Gov. Steve Beshear, flanked by Attorney General Jack Conway, Senate President Robert Stivers, House Speaker Greg Stumbo and other state officials, said the University of Kentucky Institute for Pharmaceutical Outcomes and Policy’s study covering July 2012 through March revealed 24 non-physician-owned pain-management clinics have closed; nearly 20,000 prescribers began using the Kentucky All Schedule Prescription Electronic Reporting system, which now boasts some 5 million queries each year compared to 800,000 annually; and patients identified as “doctor shoppers” dropped 52 percent since the General Assembly passed House Bill 1 during a 2012 special session.
“House Bill 1 is succeeding in creating a paradigm shift in the behaviors and attitudes of prescribers and patients alike – a shift that will pay off long-term,” Beshear said. “In this new environment, the decision to prescribe a pain killer has become more of a conscious, measured decision between a prescriber and a patient, with the dangers of addiction well-known and accounted for.
“Furthermore, most of those who were involved in this process out of greed and other reasons, such as certain pain clinics and other middlemen have been driven out of the commonwealth of Kentucky.”
After the legislature passed the so-called “pill-mill bill,” prescriptions for narcotic drugs dropped between 4 and 8 percent with a substantial increase in the use of KASPER, according to the UK study. KASPER-registered prescribers have jumped 262 percent, with registered pharmacists increasing 322 percent, the study found.
Concerns of a so-called prescription chilling effect since HB 1’s enactment are also unfounded with prescriptions for opioids typically used during cancer treatments increasing while those for oxycodone, hydrocodone and oxymorphone decreased, according to the report.
New KASPER-monitoring guidelines also created a new partnership between the Kentucky Board of Medical Licensure and law enforcement, which has received 211 referrals from the licensure panel since HB 1 became law, Conway said.
“We’re not hounding doctors, and for all those rumors where physicians thought the attorney general would be up late at night looking at their prescribing habits, that hasn’t happened,” he said.
“But what has happened is a culture shift amongst the board of medical licensure. In my first term as attorney general, we received zero referrals, zero referrals from the board of medical licensure. Now we are working with them to make certain that we ferret out the worst actors.”
On its own, the board has taken 196 disciplinary actions against 142 physicians, according to a news release.
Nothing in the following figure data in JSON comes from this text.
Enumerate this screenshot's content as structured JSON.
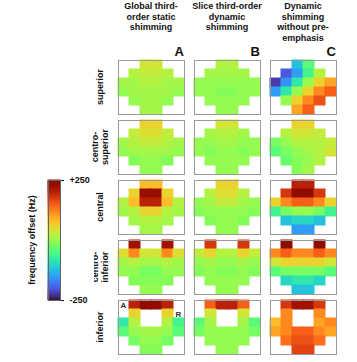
{
  "chart_data": {
    "type": "heatmap",
    "rows": [
      "superior",
      "centro-superior",
      "central",
      "centro-inferior",
      "inferior"
    ],
    "columns": [
      {
        "title": "Global third-order static shimming",
        "letter": "A",
        "cells": [
          [
            [
              null,
              null,
              40,
              40,
              null,
              null
            ],
            [
              null,
              20,
              30,
              30,
              20,
              null
            ],
            [
              10,
              10,
              20,
              20,
              10,
              10
            ],
            [
              0,
              10,
              10,
              10,
              10,
              0
            ],
            [
              null,
              0,
              10,
              10,
              0,
              null
            ],
            [
              null,
              null,
              10,
              10,
              null,
              null
            ]
          ],
          [
            [
              null,
              null,
              60,
              60,
              null,
              null
            ],
            [
              null,
              30,
              50,
              50,
              30,
              null
            ],
            [
              10,
              20,
              30,
              30,
              20,
              10
            ],
            [
              0,
              10,
              10,
              10,
              10,
              0
            ],
            [
              null,
              -10,
              0,
              0,
              -10,
              null
            ],
            [
              null,
              null,
              0,
              0,
              null,
              null
            ]
          ],
          [
            [
              null,
              null,
              80,
              80,
              null,
              null
            ],
            [
              null,
              60,
              230,
              230,
              60,
              null
            ],
            [
              20,
              80,
              200,
              200,
              80,
              20
            ],
            [
              10,
              20,
              60,
              60,
              20,
              10
            ],
            [
              null,
              10,
              20,
              20,
              10,
              null
            ],
            [
              null,
              null,
              10,
              10,
              null,
              null
            ]
          ],
          [
            [
              null,
              220,
              null,
              null,
              220,
              null
            ],
            [
              50,
              120,
              40,
              40,
              120,
              50
            ],
            [
              10,
              20,
              10,
              10,
              20,
              10
            ],
            [
              0,
              0,
              -20,
              -20,
              0,
              0
            ],
            [
              null,
              -10,
              -10,
              -10,
              -10,
              null
            ],
            [
              null,
              null,
              0,
              0,
              null,
              null
            ]
          ],
          [
            [
              null,
              200,
              240,
              240,
              200,
              null
            ],
            [
              null,
              60,
              null,
              null,
              60,
              null
            ],
            [
              -80,
              20,
              null,
              null,
              20,
              -60
            ],
            [
              -40,
              0,
              10,
              10,
              0,
              -40
            ],
            [
              null,
              -20,
              0,
              0,
              -20,
              null
            ],
            [
              null,
              null,
              -10,
              -10,
              null,
              null
            ]
          ]
        ]
      },
      {
        "title": "Slice third-order dynamic shimming",
        "letter": "B",
        "cells": [
          [
            [
              null,
              null,
              20,
              20,
              null,
              null
            ],
            [
              null,
              10,
              10,
              10,
              10,
              null
            ],
            [
              0,
              0,
              0,
              0,
              0,
              0
            ],
            [
              0,
              0,
              -10,
              -10,
              0,
              0
            ],
            [
              null,
              0,
              0,
              0,
              0,
              null
            ],
            [
              null,
              null,
              0,
              0,
              null,
              null
            ]
          ],
          [
            [
              null,
              null,
              40,
              40,
              null,
              null
            ],
            [
              null,
              10,
              20,
              20,
              10,
              null
            ],
            [
              0,
              0,
              10,
              10,
              0,
              0
            ],
            [
              0,
              -10,
              0,
              0,
              -10,
              0
            ],
            [
              null,
              0,
              0,
              0,
              0,
              null
            ],
            [
              null,
              null,
              0,
              0,
              null,
              null
            ]
          ],
          [
            [
              null,
              null,
              60,
              60,
              null,
              null
            ],
            [
              null,
              20,
              50,
              50,
              20,
              null
            ],
            [
              0,
              10,
              30,
              30,
              10,
              0
            ],
            [
              -10,
              0,
              0,
              0,
              0,
              -10
            ],
            [
              null,
              -10,
              0,
              0,
              -10,
              null
            ],
            [
              null,
              null,
              0,
              0,
              null,
              null
            ]
          ],
          [
            [
              null,
              180,
              null,
              null,
              180,
              null
            ],
            [
              30,
              60,
              20,
              20,
              60,
              30
            ],
            [
              0,
              10,
              0,
              0,
              10,
              0
            ],
            [
              -10,
              0,
              -10,
              -10,
              0,
              -10
            ],
            [
              null,
              0,
              0,
              0,
              0,
              null
            ],
            [
              null,
              null,
              0,
              0,
              null,
              null
            ]
          ],
          [
            [
              null,
              150,
              200,
              200,
              150,
              null
            ],
            [
              null,
              40,
              null,
              null,
              40,
              null
            ],
            [
              -40,
              10,
              null,
              null,
              10,
              -40
            ],
            [
              -20,
              0,
              0,
              0,
              0,
              -20
            ],
            [
              null,
              0,
              0,
              0,
              0,
              null
            ],
            [
              null,
              null,
              0,
              0,
              null,
              null
            ]
          ]
        ]
      },
      {
        "title": "Dynamic shimming without pre-emphasis",
        "letter": "C",
        "cells": [
          [
            [
              null,
              null,
              -120,
              -40,
              null,
              null
            ],
            [
              null,
              -200,
              -150,
              -60,
              20,
              null
            ],
            [
              -220,
              -160,
              -80,
              0,
              60,
              100
            ],
            [
              -150,
              -80,
              0,
              60,
              120,
              150
            ],
            [
              null,
              0,
              60,
              120,
              160,
              null
            ],
            [
              null,
              null,
              100,
              150,
              null,
              null
            ]
          ],
          [
            [
              null,
              null,
              60,
              60,
              null,
              null
            ],
            [
              null,
              20,
              40,
              40,
              30,
              null
            ],
            [
              -20,
              0,
              20,
              20,
              20,
              30
            ],
            [
              -40,
              -20,
              0,
              10,
              20,
              40
            ],
            [
              null,
              -30,
              -10,
              0,
              20,
              null
            ],
            [
              null,
              null,
              -10,
              10,
              null,
              null
            ]
          ],
          [
            [
              null,
              null,
              200,
              200,
              null,
              null
            ],
            [
              null,
              180,
              250,
              250,
              180,
              null
            ],
            [
              60,
              120,
              150,
              150,
              120,
              60
            ],
            [
              -60,
              -20,
              0,
              0,
              -20,
              -60
            ],
            [
              null,
              -120,
              -100,
              -100,
              -120,
              null
            ],
            [
              null,
              null,
              -150,
              -150,
              null,
              null
            ]
          ],
          [
            [
              null,
              250,
              null,
              null,
              250,
              null
            ],
            [
              120,
              150,
              120,
              120,
              150,
              120
            ],
            [
              40,
              60,
              60,
              60,
              60,
              40
            ],
            [
              -40,
              -20,
              -20,
              -20,
              -20,
              -40
            ],
            [
              null,
              -100,
              -80,
              -80,
              -100,
              null
            ],
            [
              null,
              null,
              -120,
              -120,
              null,
              null
            ]
          ],
          [
            [
              null,
              180,
              220,
              220,
              180,
              null
            ],
            [
              null,
              120,
              null,
              null,
              120,
              null
            ],
            [
              80,
              120,
              null,
              null,
              100,
              120
            ],
            [
              100,
              120,
              150,
              150,
              120,
              100
            ],
            [
              null,
              140,
              160,
              160,
              140,
              null
            ],
            [
              null,
              null,
              170,
              170,
              null,
              null
            ]
          ]
        ]
      }
    ],
    "annotations": [
      {
        "text": "A",
        "column": 0,
        "row": 4,
        "cell": [
          0,
          0
        ]
      },
      {
        "text": "R",
        "column": 0,
        "row": 4,
        "cell": [
          1,
          5
        ]
      }
    ],
    "colorbar": {
      "label": "frequency offset (Hz)",
      "lim": [
        -250,
        250
      ],
      "ticks": [
        {
          "value": 250,
          "label": "+250"
        },
        -250
      ]
    }
  }
}
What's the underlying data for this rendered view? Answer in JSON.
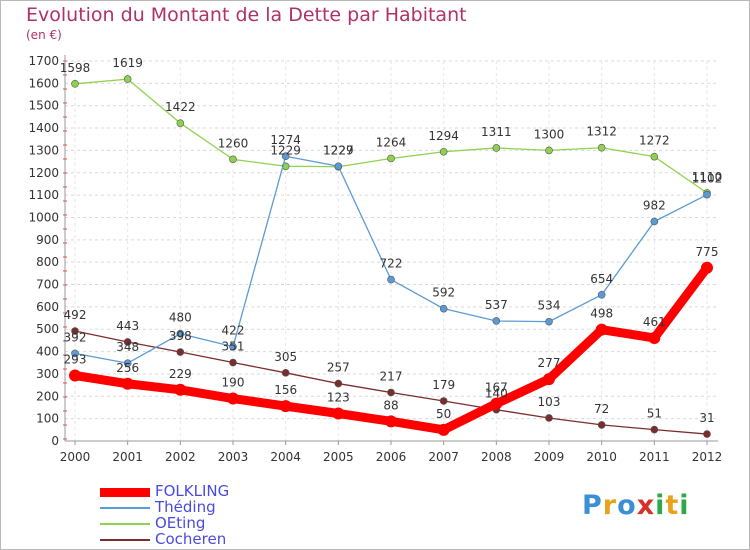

Still, Beshear and others noted that more work remains as many Kentuckians remain addicted to illicit drugs, mentioning anti-heroin legislation passed this session.
Overdose deaths in general had leveled off in 2013 before ticking upward in 2014, with the study’s overdose data covering 2009 through 2013. Van Ingram, executive director for the Kentucky Office of Drug Control Policy, said prescription opioids are still main causes in overdoses here.
“Rarely is it just one drug that caused the death,” he said. “It was the combination of these drugs that caused the death, but the overwhelming majority of them, even still, have opioids in their system.”
Ensuring adequate addiction treatment is another issue troubling state officials. Stumbo, D-Prestonsburg, said the state’s need for beds in treatment centers far outweighs its current resources.
“It’s estimated in Kentucky that we may have as many as half a million of our fellow Kentuckians addicted to some form of drugs,” Stumbo said. “It’s estimated that maybe half of those would benefit, Ms. (Jane) Beshear, from treatment. We have less than 2,500 treatment beds in this state right now.”
Stumbo voiced support for a continual funding source for treatment centers, a recommendation made by a panel studying prescription drug abuse under former Gov. Ernie Fletcher on which Stumbo served.
For Stivers, recent sessions have shown how politicians of both political stripes have come together to pass substantial drug reforms.
“(Drug dealers) don’t ask you if you’re a Republican or a Democrat before they sell it to you,” the Manchester Republican said. “They just want to try to profiteer off the system. They don’t care about the heartache and pain they create for families, and we as the policymakers here in Frankfort know when it’s time to together and work on issues.”